Would you pay $1,750 per month to take an unlimited number of short-haul flights within California?

This is the business model for Surf Air, a Santa Monica, California-based airline that uses what it calls the "Netflix" model. For a fixed fee each month, plus a one-time initiation fee, you can fly all you want. 

Granted, it's a limited operation. I took a ride recently on Surf Air's fourth aircraft, a new Pilatus PC-12 turboprop with eight leather seats.  On the busiest of days, Surf Air now flies roughly 30 departures from six destinations -- Burbank, Hawthorne, San Carlos, Santa Barbara, Truckee, and Carlsbad. It will begin flying to Oakland in December. Between many markets, it's flying three times per day.

I would have thought Surf Air would be popular among travelers seeking value. But CEO Jeff Potter told me the average user flies only about 3.5 segments per month. He said customers generally choose Surf Air because it's more convenient and comfortable than scheduled airlines. Surf Air operates from private terminals, so it's possible to arrive at the airport 15 minutes before departure. Passengers at these private terminals also do not need to clear security, and they get free snacks and drinks while they wait. 

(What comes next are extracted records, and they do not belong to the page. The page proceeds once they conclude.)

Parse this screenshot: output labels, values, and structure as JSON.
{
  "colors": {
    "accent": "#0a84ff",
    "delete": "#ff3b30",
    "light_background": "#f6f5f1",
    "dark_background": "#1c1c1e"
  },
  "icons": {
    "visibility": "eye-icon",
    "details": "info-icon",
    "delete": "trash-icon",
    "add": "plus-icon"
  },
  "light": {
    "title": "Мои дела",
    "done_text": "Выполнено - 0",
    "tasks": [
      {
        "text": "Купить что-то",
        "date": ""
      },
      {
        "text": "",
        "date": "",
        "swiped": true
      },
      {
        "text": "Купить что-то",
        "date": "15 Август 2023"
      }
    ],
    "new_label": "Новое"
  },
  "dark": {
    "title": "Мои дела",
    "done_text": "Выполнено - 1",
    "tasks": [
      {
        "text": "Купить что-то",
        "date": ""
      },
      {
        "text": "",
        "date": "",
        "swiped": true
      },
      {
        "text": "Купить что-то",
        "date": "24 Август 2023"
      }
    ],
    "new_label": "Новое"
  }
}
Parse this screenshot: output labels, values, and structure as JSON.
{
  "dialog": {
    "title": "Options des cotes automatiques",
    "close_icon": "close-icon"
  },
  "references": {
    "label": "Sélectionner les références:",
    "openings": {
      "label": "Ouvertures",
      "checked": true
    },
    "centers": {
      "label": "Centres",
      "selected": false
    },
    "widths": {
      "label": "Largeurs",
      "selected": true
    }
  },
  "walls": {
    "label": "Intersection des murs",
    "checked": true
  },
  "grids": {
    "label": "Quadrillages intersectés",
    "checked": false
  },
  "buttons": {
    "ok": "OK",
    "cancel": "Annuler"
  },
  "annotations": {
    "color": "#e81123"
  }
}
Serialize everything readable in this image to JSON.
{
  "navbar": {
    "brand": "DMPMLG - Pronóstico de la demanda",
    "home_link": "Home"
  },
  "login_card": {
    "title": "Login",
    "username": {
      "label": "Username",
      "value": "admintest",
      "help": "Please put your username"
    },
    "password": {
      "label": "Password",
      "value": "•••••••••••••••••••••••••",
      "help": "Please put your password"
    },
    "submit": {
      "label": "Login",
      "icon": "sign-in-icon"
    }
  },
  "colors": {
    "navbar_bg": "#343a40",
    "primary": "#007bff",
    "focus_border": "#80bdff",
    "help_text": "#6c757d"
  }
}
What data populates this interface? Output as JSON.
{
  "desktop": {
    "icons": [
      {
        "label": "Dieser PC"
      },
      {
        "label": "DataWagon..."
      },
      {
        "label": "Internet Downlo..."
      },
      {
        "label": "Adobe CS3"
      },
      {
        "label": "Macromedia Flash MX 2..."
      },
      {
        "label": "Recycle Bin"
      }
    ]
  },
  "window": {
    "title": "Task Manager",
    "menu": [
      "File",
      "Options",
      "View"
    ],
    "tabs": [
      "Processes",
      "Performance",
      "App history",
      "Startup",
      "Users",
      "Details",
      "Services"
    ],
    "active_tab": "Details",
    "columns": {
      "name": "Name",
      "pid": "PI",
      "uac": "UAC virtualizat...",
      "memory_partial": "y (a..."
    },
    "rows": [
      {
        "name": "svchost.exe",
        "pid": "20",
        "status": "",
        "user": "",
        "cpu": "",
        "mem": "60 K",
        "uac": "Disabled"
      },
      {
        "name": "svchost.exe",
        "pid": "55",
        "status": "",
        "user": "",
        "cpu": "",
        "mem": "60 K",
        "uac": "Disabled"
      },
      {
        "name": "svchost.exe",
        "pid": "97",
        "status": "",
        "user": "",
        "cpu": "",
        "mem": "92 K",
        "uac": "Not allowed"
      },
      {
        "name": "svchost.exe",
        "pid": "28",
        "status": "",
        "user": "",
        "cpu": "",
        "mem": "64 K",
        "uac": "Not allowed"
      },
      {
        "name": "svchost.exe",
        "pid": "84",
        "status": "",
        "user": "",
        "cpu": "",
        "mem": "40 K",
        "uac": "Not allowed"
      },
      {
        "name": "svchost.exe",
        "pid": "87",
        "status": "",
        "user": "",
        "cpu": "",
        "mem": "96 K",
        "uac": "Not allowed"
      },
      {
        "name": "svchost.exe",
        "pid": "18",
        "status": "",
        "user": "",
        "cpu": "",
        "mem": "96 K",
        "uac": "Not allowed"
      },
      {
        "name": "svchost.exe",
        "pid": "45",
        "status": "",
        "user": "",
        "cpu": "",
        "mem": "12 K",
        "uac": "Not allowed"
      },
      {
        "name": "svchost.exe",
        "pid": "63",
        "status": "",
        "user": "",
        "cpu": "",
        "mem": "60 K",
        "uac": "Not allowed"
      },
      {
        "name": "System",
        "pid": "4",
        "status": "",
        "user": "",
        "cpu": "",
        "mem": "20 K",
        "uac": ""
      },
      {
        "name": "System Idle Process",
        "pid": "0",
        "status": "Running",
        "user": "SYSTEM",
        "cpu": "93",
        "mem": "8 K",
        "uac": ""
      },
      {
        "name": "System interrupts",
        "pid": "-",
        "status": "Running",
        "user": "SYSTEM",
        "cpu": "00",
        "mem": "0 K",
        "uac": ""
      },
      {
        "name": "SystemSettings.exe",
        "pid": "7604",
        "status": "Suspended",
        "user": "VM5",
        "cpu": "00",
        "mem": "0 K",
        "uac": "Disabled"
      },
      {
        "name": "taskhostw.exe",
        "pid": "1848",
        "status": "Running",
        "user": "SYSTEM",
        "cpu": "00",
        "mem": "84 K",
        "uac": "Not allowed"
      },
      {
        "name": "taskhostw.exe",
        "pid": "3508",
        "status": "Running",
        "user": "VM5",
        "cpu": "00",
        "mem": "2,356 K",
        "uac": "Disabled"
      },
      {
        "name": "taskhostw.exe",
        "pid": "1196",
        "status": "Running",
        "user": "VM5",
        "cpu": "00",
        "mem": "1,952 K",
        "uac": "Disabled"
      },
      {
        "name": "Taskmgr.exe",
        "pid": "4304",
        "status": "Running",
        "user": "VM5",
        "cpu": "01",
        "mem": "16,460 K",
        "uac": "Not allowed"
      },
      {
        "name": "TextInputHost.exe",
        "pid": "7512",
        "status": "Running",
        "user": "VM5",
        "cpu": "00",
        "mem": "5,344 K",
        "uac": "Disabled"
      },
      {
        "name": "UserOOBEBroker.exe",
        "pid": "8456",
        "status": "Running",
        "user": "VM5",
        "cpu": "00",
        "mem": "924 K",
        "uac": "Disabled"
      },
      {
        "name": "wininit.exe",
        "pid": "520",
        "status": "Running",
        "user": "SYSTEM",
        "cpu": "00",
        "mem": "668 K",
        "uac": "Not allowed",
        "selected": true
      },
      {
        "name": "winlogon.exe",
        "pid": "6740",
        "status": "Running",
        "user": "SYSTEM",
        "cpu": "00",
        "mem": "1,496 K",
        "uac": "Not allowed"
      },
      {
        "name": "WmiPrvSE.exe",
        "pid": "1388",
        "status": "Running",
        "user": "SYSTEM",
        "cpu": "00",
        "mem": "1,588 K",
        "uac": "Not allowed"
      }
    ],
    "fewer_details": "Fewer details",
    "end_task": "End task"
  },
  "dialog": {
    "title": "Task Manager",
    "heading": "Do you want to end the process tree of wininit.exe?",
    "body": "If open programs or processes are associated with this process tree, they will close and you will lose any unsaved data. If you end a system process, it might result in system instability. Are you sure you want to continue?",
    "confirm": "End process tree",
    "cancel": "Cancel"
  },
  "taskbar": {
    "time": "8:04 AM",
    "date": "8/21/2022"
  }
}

Many Surf Air travelers -- or members, in company parlance -- tend to be entrepreneurs and techies, who use Surf Air to get between the Los Angeles area and Silicon Valley. Apparently, they enjoy networking with each other on board the aircraft. The memberships are also popular among people who have second homes in places like Santa Barbara and Lake Tahoe. The majority of members ordinarily would fly on commercial airlines, though some used to fly private and others used to drive.

Surf Air just placed a firm order for 15 new aircraft, only one of which has arrived, so the airline will be soon be in growth mode. Eventually, it wants to have similar operations in Florida and Texas, as well as a larger footprint in California.

But there could be drawbacks to joining Surf Air. First, the route network remains limited, as is the number of flights. Second, while it is an all-you-can-fly model, some flights do fill up, so it's possible you might not be able to get that last-minute ride home if you do not plan ahead. Third, while Surf Air has done a great job outfitting its turboprops, you need to know you're not getting a private jet experience. The PC-12 is not a large airplane, and it is noisier than the typical commercial jet, at least in my opinion. 

What do you think? Are you intrigued by Surf Air?